It's not the most uplifting entry today - sorry about that.
In an earlier blog entry I mentioned that I have been suffering depression. This was a result of an injury to my shoulder in early 2009, subsequent surgery and the resulting loss of independence, intense pain, lack of sleep for months on end and lack of compassion from my workplace. Upon returning to work I was subjected to nasty comments and ongoing bullying until I left on stress leave late last year.
I have been undergoing treatment for the depression and have been making some progress, but every time I feel like I'm starting to get back on my feet again, I get a rude letter from my employer about some issue or another. Even now, nine months later, they still don't understand or care about what I am going through and I'm still getting hassled by them and threatened with dismissal and legal action.
My friends tell me I should resign, but I said, "Why should I? I'm not the one who has done anything wrong."
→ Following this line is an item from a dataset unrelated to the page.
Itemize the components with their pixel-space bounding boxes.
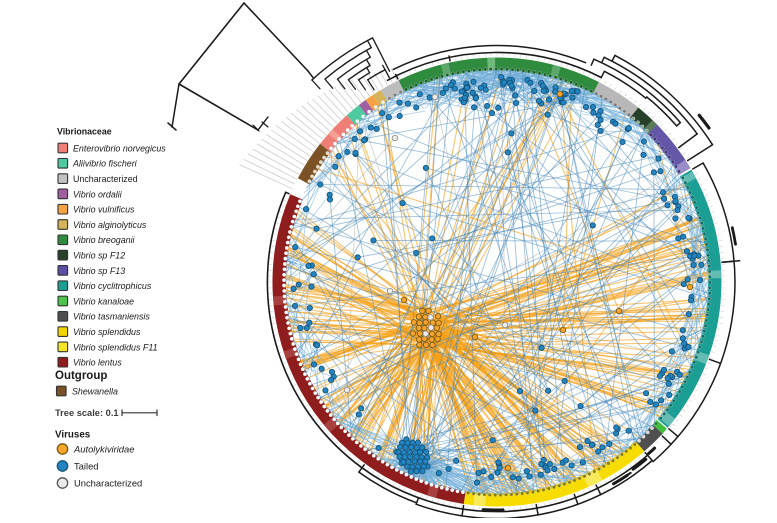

Giving in like that would be like saying that they're right, or that it's ok to treat their employees like dirt. I've been working there for more than a dozen years, and after all that time you'd think they'd treat their loyal employees like gold, but I have been sadly disappointed and disillusioned by their callousness, and the fact that they have allowed the workplace to develop into a place where bullying is tolerated - and even encouraged.
The last letter from my employer sent me right back to my earlier stages of depression and lack of sleep, but being able to recognise the symptoms, is helping me to overcome them more quickly than previously.
Upon discussing my depression with Christian friends of mine, it's interesting to discover that there are other Christians suffering as well. Oftentimes the Church or its people want to judge Christians with depression as not strong enough in their faith or obviously lacking something, but the fact is that being a Christian does not preclude one from depression or stress.
Financially at the moment, I'm having to completely trust God to help me through. Normally I have a tendency to hold onto my worries, especially my finances, but recently, because everything has been so tough, it's been completely useless for me to worry about my finances. I don't know how my bills are going to get paid - I don't have enough money, so I keep on turning to God and saying, "I'm not going to worry about that. You promised that you would look after it, so I'll leave that with you."
So far, I've been managing to make ends meet - enough money is coming in at the right time. We haven't had to go without food, just the odd luxury - and it's always good to do without those so you can appreciate them more!
So that's where I have been lately, and one of the reasons I haven't been writing as much. I do hope though that you are well, and that you enjoy the photos I've been including in my blog.